Во взгляде, которым она смотрит на старшего сына, отражается непередаваемая словами грусть. Нампын выпускает струйку дыма и произносит всё с той же тоской:


— Как я вас забуду, если вы меня даже во снах не оставляли?


Ким грезил, как своей рукой прикончит Корна, но ничуть не жалеет, что эта честь досталась не ему. Она заслужила убить его больше всех остальных.


— Когда я проснулась, — начинает Нампын, — то действительно не помнила ничего. Никого. А потом я пожалела, что меня спасли, когда воспоминания стали атаковать со всех сторон. Корн заботился обо мне, каждый день говорил, что больше никто меня не обидит. И я лишь улыбалась, строя из себя пустую куклу, прекрасно зная, кто убил мою семью.


— Нампын, ягодка, — Солада кладёт ей голову на плечо, вызывая непривычно яркую улыбку.


— Я соскучилась, Сола, — она прижимается щекой к её макушке и одаривает Вегаса ответным взглядом. — Корнвит, какой же ты красавчик вырос. Не помнишь меня, наверное, ты ведь крошечный совсем тогда был…


Вегас поджимает губы.


— Я встречался с вами каждый день, госпожа, — печально произносит он. — Вы смотрели на меня с фотографии на столе отцовского кабинета. Папа не хранил наших фото, никогда не смотрел на семейные снимки, но с вашего портрета даже сам пыль протирал.


Тайное всегда становится явным. Даже через много лет. Даже если за этим стоят могущественные люди. Оно всё выплывает однажды наружу.


— Жеккант… — имя с тоской срывается с губ, Нампын мрачнеет.

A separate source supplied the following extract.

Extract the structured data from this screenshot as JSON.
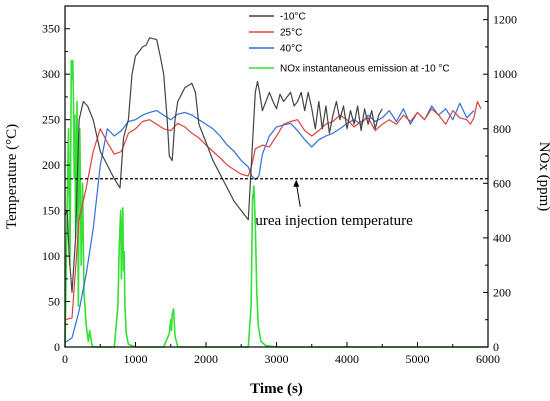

— Госпожа, — обращается Кинн, стараясь быть деликатным, — скажите, дядя Кан, он действительно до вас… домогался?


Даже после смерти Кинн старается оправдать отца. Найти смысл в этих многолетних прятках и поверить, что угроза в самом деле нависала над госпожой, а не над ним самим.


— Я этого не помню, но не думаю, что это правда, — отвечает Нампын. — Кан был плохим человеком. Пожалуй, самым жестоким из троих братьев, не боялся замарать руки, но конкретно мне никогда зла не причинял. Да, он был в меня влюблён. Однако уважал мой выбор, уважал Пхэта и не лез в мою жизнь, когда я ушла из семьи, — она снова затягивается, делая паузу. — Нужно отпустить. Пусть всё плохое уйдёт в могилу вместе с вашими отцами. С этого дня клан Тирапаньякун начинает новую главу в своей истории. Шагните в неё без груза на сердце. Война окончена.


Война окончена. 


От Нампын веет грустью. Глубоким сожалением. Сидящие перед ней дети уже настоящие мужчины. Из её жизни вырезали огромный, значимый кусок. Отобрали самую важную часть. Порш больше не семилетний мальчик, Порче не грудной младенец. Но для неё они запомнились именно такими, она упустила этапы их взросления, сидя за запертой дверью.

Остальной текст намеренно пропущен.